To explore further we’ll use a multilevel regression model, which extends the ordinary regression model we used earlier. A multilevel regression model provides a framework for a central planner to incorporate additional information and structure into an analysis. This results in the redistribution of statistical power which leads to more stable models that make better use of limited data.

In particular, we regress the propensity of individuals to vote for Trump based on their family income, and we allow this relationship to vary by county. This helps with the aggregation problem, but then we end up with many counties where we don’t have enough data to fit a model for income. This is where the multilevel model comes in, we incorporate the county level transfer income data by putting a county level regression on top of our individual level regression. This redistributes statistical power from counties with rich data to counties with sparse (or no) data, but still allows us to avoid aggregating the data together and losing information. A very similar model using states as opposed to counties can be found in one of the original text books on multilevel models by Gelman and Hill.

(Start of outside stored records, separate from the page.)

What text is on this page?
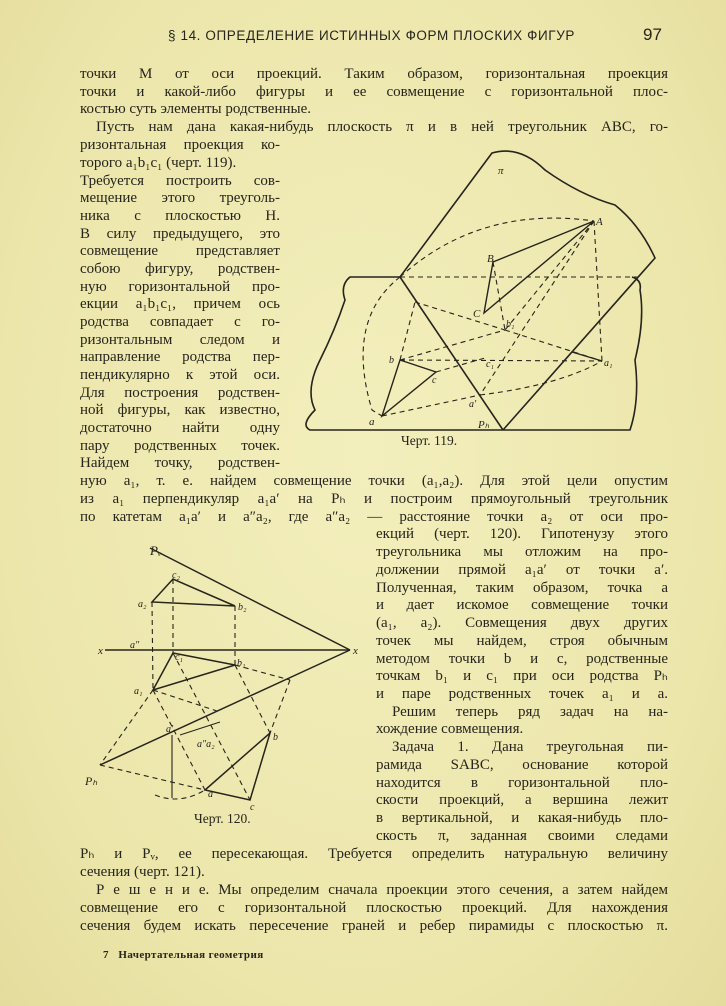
§ 14. ОПРЕДЕЛЕНИЕ ИСТИННЫХ ФОРМ ПЛОСКИХ ФИГУР	97
точки M от оси проекций. Таким образом, горизонтальная проекция
точки и какой-либо фигуры и ее совмещение с горизонтальной плос-
костью суть элементы родственные.
Пусть нам дана какая-нибудь плоскость π и в ней треугольник ABC, го-
ризонтальная проекция ко-
торого a₁b₁c₁ (черт. 119).
Требуется построить сов-
мещение этого треуголь-
ника с плоскостью H.
В силу предыдущего, это
совмещение представляет
собою фигуру, родствен-
ную горизонтальной про-
екции a₁b₁c₁, причем ось
родства совпадает с го-
ризонтальным следом и
направление родства пер-
пендикулярно к этой оси.
Для построения родствен-
ной фигуры, как известно,
достаточно найти одну
пару родственных точек.
Найдем точку, родствен-
ную a₁, т. е. найдем совмещение точки (a₁,a₂). Для этой цели опустим
из a₁ перпендикуляр a₁a′ на Pₕ и построим прямоугольный треугольник
по катетам a₁a′ и a″a₂, где a″a₂ — расстояние точки a₂ от оси про-
екций (черт. 120). Гипотенузу этого
треугольника мы отложим на про-
должении прямой a₁a′ от точки a′.
Полученная, таким образом, точка a
и дает искомое совмещение точки
(a₁, a₂). Совмещения двух других
точек мы найдем, строя обычным
методом точки b и c, родственные
точкам b₁ и c₁ при оси родства Pₕ
и паре родственных точек a₁ и a.
Решим теперь ряд задач на на-
хождение совмещения.
Задача 1. Дана треугольная пи-
рамида SABC, основание которой
находится в горизонтальной пло-
скости проекций, а вершина лежит
в вертикальной, и какая-нибудь пло-
скость π, заданная своими следами
Pₕ и Pᵥ, ее пересекающая. Требуется определить натуральную величину
сечения (черт. 121).
Р е ш е н и е. Мы определим сначала проекции этого сечения, а затем найдем
совмещение его с горизонтальной плоскостью проекций. Для нахождения
сечения будем искать пересечение граней и ребер пирамиды с плоскостью π.
A
B
C
b₁
c₁	a₁
b
c
a
a′
Pₕ
π
Черт. 119.
Pᵥ
c₂
a₂	b₂
x	x
a″
c₁
b₁
a₁
a′
a″a₂
b
a
c
Pₕ
Черт. 120.
7 Начертательная геометрия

We find that there is indeed a relationship between increased Trump preference and living in a county where a larger portion of personal income comes from government transfers (after excluding social security and medicare). The trend is not particularly strong, but not negligible either like the aggregated data suggests.


To fully understand these results, we have to dig deeper. There is a striking increase in polarization by income in high transfer vs low transfer counties. Upper middle income voters who are unlikely to receive much in transfers themselves, but live in counties who are highly dependent on transfers are very Republican, while their lower income neighbors are much less so. In other words, the trend of increased Republican preference in counties that are highly dependent on transfers is not primarily driven by increased Republican preference among those who are receiving those transfers. Instead, the trend is much better explained by more well off (and likely resentful) residents of those counties. This tracks closely with the result that Gelman and Hill found in their original multilevel model for the variation of voting patterns by income and state (also see here).


While this analysis adds a few important layers of complexity relative to the county level regression, there are still a number of other important factors we haven’t accounted for yet. Our analysis only considered preferences among those who actually voted. According to data from Civis Analytics, West Virginia (a high transfer state) has the largest opinion gap between voters and non-voters. In a recent Data for Progress study published in Perspectives on Politics, we showed that in economically distressed areas, Democratic voters abstained from voting (see also studies on Medicaid expansion). Since so many people at the bottom of the income scale are not voting at all, this complicates narratives about transfer recipients preferring Republicans. Race is another factor that can’t be ignored, since research has shown that fear of losing status was a potent force driving whites to vote for Trump.

There is no doubt that there is a sizeable number of people who rely on government transfers but vote for Republicans. The best example of this is elderly white people, who turn out in huge numbers and overwhelmingly support the party that wants to cut Medicare and Social Security. For the nonelderly, the story is much more complicated, but there is truth to it nonetheless.